Creating a Biomechanical Column / by Andreas Kopriva

Hello everyone and welcome to this new series of updates. I've been dealing primarily with game asset production the past few months, and have finally began making some headway in terms of creating assets which begin to resemble 'next-gen' assets. I'll be posting a few of the assets I've made recently and I'm considering starting a series of little Youtube clips providing different time-lapses of how they're created and maybe sharing some of the stuff I've learned throughout. 

I'm in no way a professional modeler, though I have spent a few years (on and off) dealing with 3d design and concept work. I would say I've started taking a bit more seriously in the past two years, but I still consider myself very much a beginner in the field. That said, there are a few, fairly ambitious, projects in the work, more on which will be shared in the near future. 
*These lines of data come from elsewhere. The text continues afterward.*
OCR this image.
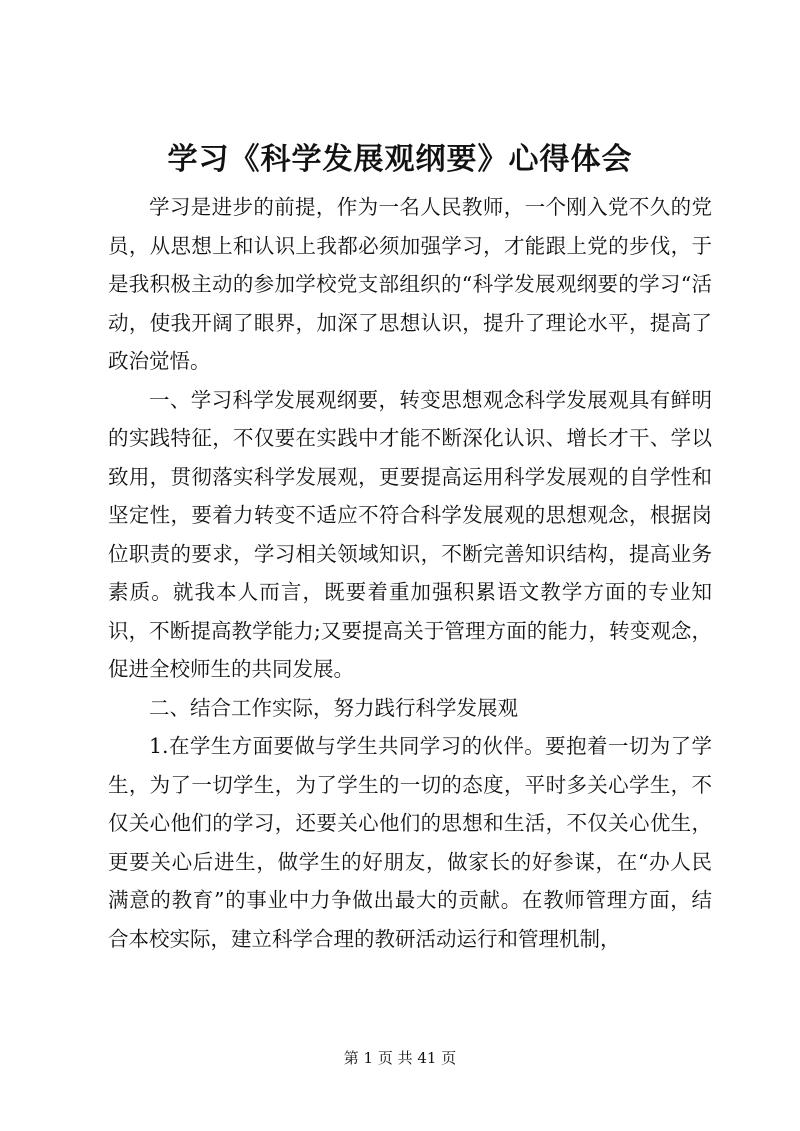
学习《科学发展观纲要》心得体会

学习是进步的前提，作为一名人民教师，一个刚入党不久的党员，从思想上和认识上我都必须加强学习，才能跟上党的步伐，于是我积极主动的参加学校党支部组织的“科学发展观纲要的学习“活动，使我开阔了眼界，加深了思想认识，提升了理论水平，提高了政治觉悟。

一、学习科学发展观纲要，转变思想观念科学发展观具有鲜明的实践特征，不仅要在实践中才能不断深化认识、增长才干、学以致用，贯彻落实科学发展观，更要提高运用科学发展观的自学性和坚定性，要着力转变不适应不符合科学发展观的思想观念，根据岗位职责的要求，学习相关领域知识，不断完善知识结构，提高业务素质。就我本人而言，既要着重加强积累语文教学方面的专业知识，不断提高教学能力;又要提高关于管理方面的能力，转变观念，促进全校师生的共同发展。

二、结合工作实际，努力践行科学发展观

1.在学生方面要做与学生共同学习的伙伴。要抱着一切为了学生，为了一切学生，为了学生的一切的态度，平时多关心学生，不仅关心他们的学习，还要关心他们的思想和生活，不仅关心优生，更要关心后进生，做学生的好朋友，做家长的好参谋，在“办人民满意的教育”的事业中力争做出最大的贡献。在教师管理方面，结合本校实际，建立科学合理的教研活动运行和管理机制，

第 1 页 共 41 页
For this particular example I wanted to experiment with the corruption of traditional architectural forms and therefore I took a Doric column model I had quickly modeled in 3ds Max and gave it the 'Giger' treatment. Below the gallery of stills showing off the assets, I've included my notes in terms of workflow and general thoughts. 

  • The Doric Column base mesh was modeled, based on references in 3dsmax
  • The base mesh was them imported into Zbrush, where the overall shape was determined - ie a slight curvature was added, through clip-brush trimming. The overall volumes were created using the standard Clay Buildup brush
  • I kept the polycount at a fairly conservative level - around 1.27mil - which allowed me to sculpt some fine details and not go delve into too much fine detail and ornamentation
  • A low poly mesh was automatically generated within Zbrush using the Zremesher tool which resulted in a mesh of around 11k polys. This can be brought further down, and can be greatly refined should one manually retopo the mesh but for its intended purpose (quick concept) it was acceptable
  • Normal, cavity and ambient occlusion maps were baked in xNormal
  • Texture work was done in Substance Painter which was a fairly recent addition to my workflow and I'm pretty much loving it so far. Most is handpainted with some royalty-free texture maps used here and there
  • The presentation renders were done within Marmoset Toolbag which gave me a pretty good approximation on how this would look like in UE4 - where it ended up being used for a destructibility demo. Furthermore, it's a pretty quick way of previewing game-assets and presenting them as well. 

That's pretty much for this one - I've succesfully imported it into UE4 and carried out some destruction tests on it and it worked pretty nicely so it's not too bad in terms of overhead and performance costs.